L’evoluzione ha l’odore delle cortecce frantumate a terra nei boschi inquieti di conifere.
Fra i venti feroci che lambiscono le chiome e noi piccoli umani che tracciamo sentieri provvisori in mezzo alle radici e alle erbe selvatiche, cercando di raggiungere l’altra parte. C’è sempre un’altra parte, c’è sempre un altrove da cui farsi trapassare, c’è sempre un dove in cui non esser mai stati, e, per questo, anelare.
Ho sognato che non potevo andar da nessuna parte, avevano rubato il motore alla mia macchina, era diventata un bellissimo involucro azzurro elettrico che non serviva più a nulla.
O forse era diventata semplicemente un rifugio, una tana da appoggiare in un bosco e metter le tendine alle finestre per chi avuto il bisogno di proteggersi al passaggio. Finora l’ho sognato e basta, e speriamo che non capiti anche questo, che, lasciatici alle spalle la stagione degli alti fulmini, delle ore piccole, delle troppe sigarette, delle escoriazioni contro l’asfalto, del mare alto, della salsedine sul cuscino, dei giorni stropicciati tutti in fila con te come adorato aguzzino, io prendo il respiro.
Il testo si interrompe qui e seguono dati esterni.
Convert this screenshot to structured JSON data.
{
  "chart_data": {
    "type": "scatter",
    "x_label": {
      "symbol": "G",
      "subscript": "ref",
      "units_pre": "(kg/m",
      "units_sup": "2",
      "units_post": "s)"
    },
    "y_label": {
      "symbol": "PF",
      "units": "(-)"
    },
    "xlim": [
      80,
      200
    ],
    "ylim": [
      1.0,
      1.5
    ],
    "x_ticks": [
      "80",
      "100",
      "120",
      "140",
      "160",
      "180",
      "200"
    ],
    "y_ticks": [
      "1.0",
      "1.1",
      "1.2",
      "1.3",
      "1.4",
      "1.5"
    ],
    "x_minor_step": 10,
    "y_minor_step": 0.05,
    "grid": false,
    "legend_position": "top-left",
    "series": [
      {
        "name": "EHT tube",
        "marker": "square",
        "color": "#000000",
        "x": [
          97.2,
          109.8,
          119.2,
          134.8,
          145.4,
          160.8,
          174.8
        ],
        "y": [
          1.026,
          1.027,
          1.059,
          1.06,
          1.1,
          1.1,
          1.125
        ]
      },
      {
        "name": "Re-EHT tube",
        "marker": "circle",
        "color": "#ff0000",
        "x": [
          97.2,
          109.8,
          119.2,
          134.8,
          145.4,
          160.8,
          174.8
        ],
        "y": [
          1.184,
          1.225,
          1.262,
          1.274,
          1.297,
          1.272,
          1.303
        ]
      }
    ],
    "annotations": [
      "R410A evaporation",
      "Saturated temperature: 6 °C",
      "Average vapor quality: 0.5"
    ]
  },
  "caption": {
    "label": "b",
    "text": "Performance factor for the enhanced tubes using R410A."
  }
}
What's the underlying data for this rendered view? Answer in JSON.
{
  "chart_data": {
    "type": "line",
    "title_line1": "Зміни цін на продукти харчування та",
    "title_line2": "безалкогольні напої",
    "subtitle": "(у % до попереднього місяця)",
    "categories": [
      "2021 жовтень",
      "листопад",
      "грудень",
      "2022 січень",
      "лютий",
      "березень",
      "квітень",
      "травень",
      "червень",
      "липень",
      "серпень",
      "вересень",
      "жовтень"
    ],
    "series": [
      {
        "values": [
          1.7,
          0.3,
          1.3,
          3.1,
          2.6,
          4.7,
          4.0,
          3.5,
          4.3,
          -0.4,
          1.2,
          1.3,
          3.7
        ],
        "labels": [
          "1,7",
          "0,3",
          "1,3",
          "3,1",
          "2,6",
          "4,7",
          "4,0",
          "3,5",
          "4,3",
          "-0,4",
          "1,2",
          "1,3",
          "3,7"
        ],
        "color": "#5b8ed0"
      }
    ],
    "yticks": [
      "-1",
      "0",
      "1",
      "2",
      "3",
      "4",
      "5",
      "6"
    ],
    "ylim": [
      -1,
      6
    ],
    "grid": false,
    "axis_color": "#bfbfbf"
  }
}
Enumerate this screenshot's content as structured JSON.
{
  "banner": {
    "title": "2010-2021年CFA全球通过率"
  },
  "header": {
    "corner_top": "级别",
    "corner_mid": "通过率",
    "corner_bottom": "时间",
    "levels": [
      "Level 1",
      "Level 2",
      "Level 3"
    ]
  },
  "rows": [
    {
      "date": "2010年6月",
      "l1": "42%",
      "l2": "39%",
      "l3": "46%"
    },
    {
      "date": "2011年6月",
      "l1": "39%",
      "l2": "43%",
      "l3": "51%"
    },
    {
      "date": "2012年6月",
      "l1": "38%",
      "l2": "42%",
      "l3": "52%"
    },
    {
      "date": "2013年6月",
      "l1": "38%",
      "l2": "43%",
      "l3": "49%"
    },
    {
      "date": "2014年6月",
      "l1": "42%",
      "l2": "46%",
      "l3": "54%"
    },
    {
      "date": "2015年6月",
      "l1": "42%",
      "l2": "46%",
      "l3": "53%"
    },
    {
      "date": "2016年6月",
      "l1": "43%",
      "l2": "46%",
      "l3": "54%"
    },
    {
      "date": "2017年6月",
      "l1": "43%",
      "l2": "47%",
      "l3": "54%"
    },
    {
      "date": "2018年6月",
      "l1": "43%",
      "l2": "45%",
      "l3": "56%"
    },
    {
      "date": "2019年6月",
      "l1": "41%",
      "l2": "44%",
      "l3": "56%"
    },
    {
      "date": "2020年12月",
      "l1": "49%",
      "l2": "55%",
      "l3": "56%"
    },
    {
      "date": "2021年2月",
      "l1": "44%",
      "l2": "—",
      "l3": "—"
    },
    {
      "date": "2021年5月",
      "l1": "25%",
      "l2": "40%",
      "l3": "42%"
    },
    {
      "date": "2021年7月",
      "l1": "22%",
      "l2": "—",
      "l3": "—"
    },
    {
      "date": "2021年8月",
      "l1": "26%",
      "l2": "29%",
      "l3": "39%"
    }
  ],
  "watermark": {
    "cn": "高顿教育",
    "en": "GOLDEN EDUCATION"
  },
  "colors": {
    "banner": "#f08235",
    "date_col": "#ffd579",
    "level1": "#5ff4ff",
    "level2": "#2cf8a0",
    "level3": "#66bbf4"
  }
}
Sposto il diaframma più in basso di una vertebra, un gradino, abito le creste iliache qualche minuto più al giorno, e mi centro. Cosa c’entra?! Volere ti voglio, mica c’è mai nessuno sbaglio. Ma forse è la misura di quanto riesco a stringere e proteggere, a tirarci un recinto intorno e farlo salvo, per non farlo divorare dal bosco, seccar dai venti o ricoprire dalle cortecce, ecco, solo a questo stavo pensando.
Se fossi capace di disegnare, adesso farei una casa per me piccola quanto basta, tonda e immensa come un punto. Qualsiasi altro, mi sa che non ci sta dentro.